Mesh RAG: Retrieval Augmentation for Autoregressive Mesh Generation
Xiatao Sun, Chen Liang, Qian Wang, Daniel Rakita
TL;DR
This work tackles the bottleneck of quality-speed trade-offs and limited editability in autoregressive 3D mesh generation. It introduces Mesh RAG, a training-free, plug-and-play framework that segments a point-cloud prompt, generates parts in parallel, and uses a two-stage transformation retrieval (coarse AABB alignment followed by ICP refinement) to place parts coherently, enabling incremental editing without retraining. Across multiple autoregressive baselines, Mesh RAG yields substantial gains in geometric fidelity and, for larger models, faster inference, while enabling precise, localized edits. The approach generalizes to multi-modal prompts via an intermediate SLAT representation, with open-source implementation to spur further retrieval-augmented mesh research.
Abstract
3D meshes are a critical building block for applications ranging from industrial design and gaming to simulation and robotics. Traditionally, meshes are crafted manually by artists, a process that is time-intensive and difficult to scale. To automate and accelerate this asset creation, autoregressive models have emerged as a powerful paradigm for artistic mesh generation. However, current methods to enhance quality typically rely on larger models or longer sequences that result in longer generation time, and their inherent sequential nature imposes a severe quality-speed trade-off. This sequential dependency also significantly complicates incremental editing. To overcome these limitations, we propose Mesh RAG, a novel, training-free, plug-and-play framework for autoregressive mesh generation models. Inspired by RAG for language models, our approach augments the generation process by leveraging point cloud segmentation, spatial transformation, and point cloud registration to retrieve, generate, and integrate mesh components.

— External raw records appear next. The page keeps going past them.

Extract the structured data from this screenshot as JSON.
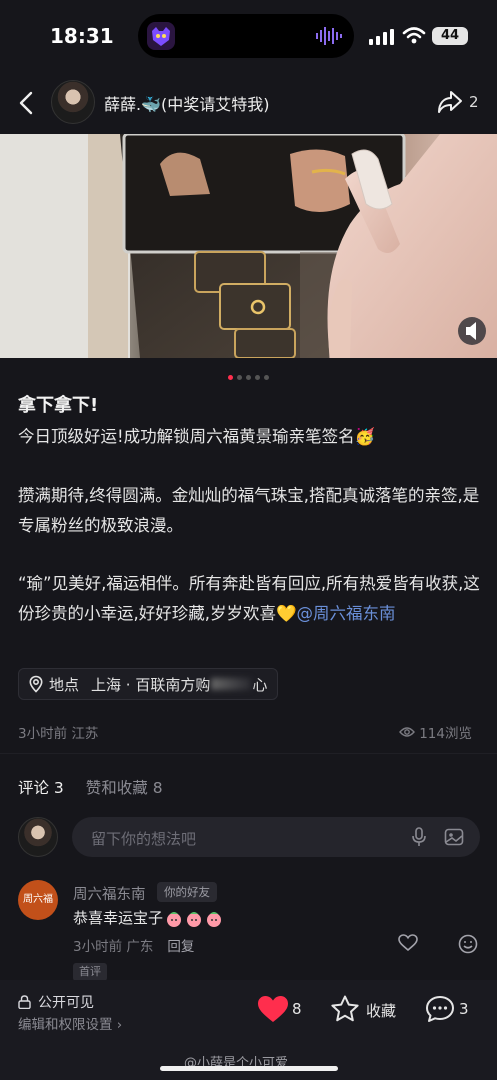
{
  "status": {
    "time": "18:31",
    "battery": "44"
  },
  "header": {
    "username": "薛薛.🐳(中奖请艾特我)",
    "share_count": "2"
  },
  "post": {
    "title": "拿下拿下!",
    "para1": "今日顶级好运!成功解锁周六福黄景瑜亲笔签名🥳",
    "para2": "攒满期待,终得圆满。金灿灿的福气珠宝,搭配真诚落笔的亲签,是专属粉丝的极致浪漫。",
    "para3": "“瑜”见美好,福运相伴。所有奔赴皆有回应,所有热爱皆有收获,这份珍贵的小幸运,好好珍藏,岁岁欢喜💛",
    "mention": "@周六福东南",
    "location_label": "地点",
    "location_a": "上海 · 百联南方购",
    "location_b": "心",
    "time_region": "3小时前 江苏",
    "views": "114浏览"
  },
  "tabs": {
    "comments": "评论 3",
    "likes": "赞和收藏 8"
  },
  "comment_input": {
    "placeholder": "留下你的想法吧"
  },
  "comment": {
    "avatar_text": "周六福",
    "author": "周六福东南",
    "badge": "你的好友",
    "text": "恭喜幸运宝子",
    "time": "3小时前 广东",
    "reply": "回复",
    "first_tag": "首评"
  },
  "bottom": {
    "visibility": "公开可见",
    "settings": "编辑和权限设置 ›",
    "like_count": "8",
    "fav_label": "收藏",
    "comment_count": "3"
  },
  "watermark": "@小薛是个小可爱",
  "colors": {
    "accent": "#ff2e4d",
    "link": "#6a8fd8",
    "background": "#16161b"
  },
  "carousel": {
    "total": 5,
    "active": 1
  }
}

This retrieval-based approach decouples generation from its strict sequential dependency, facilitating efficient and parallelizable inference. We demonstrate the wide applicability of Mesh RAG across various foundational autoregressive mesh generation models, showing it significantly enhances mesh quality, accelerates generation speed compared to sequential part prediction, and enables incremental editing, all without model retraining.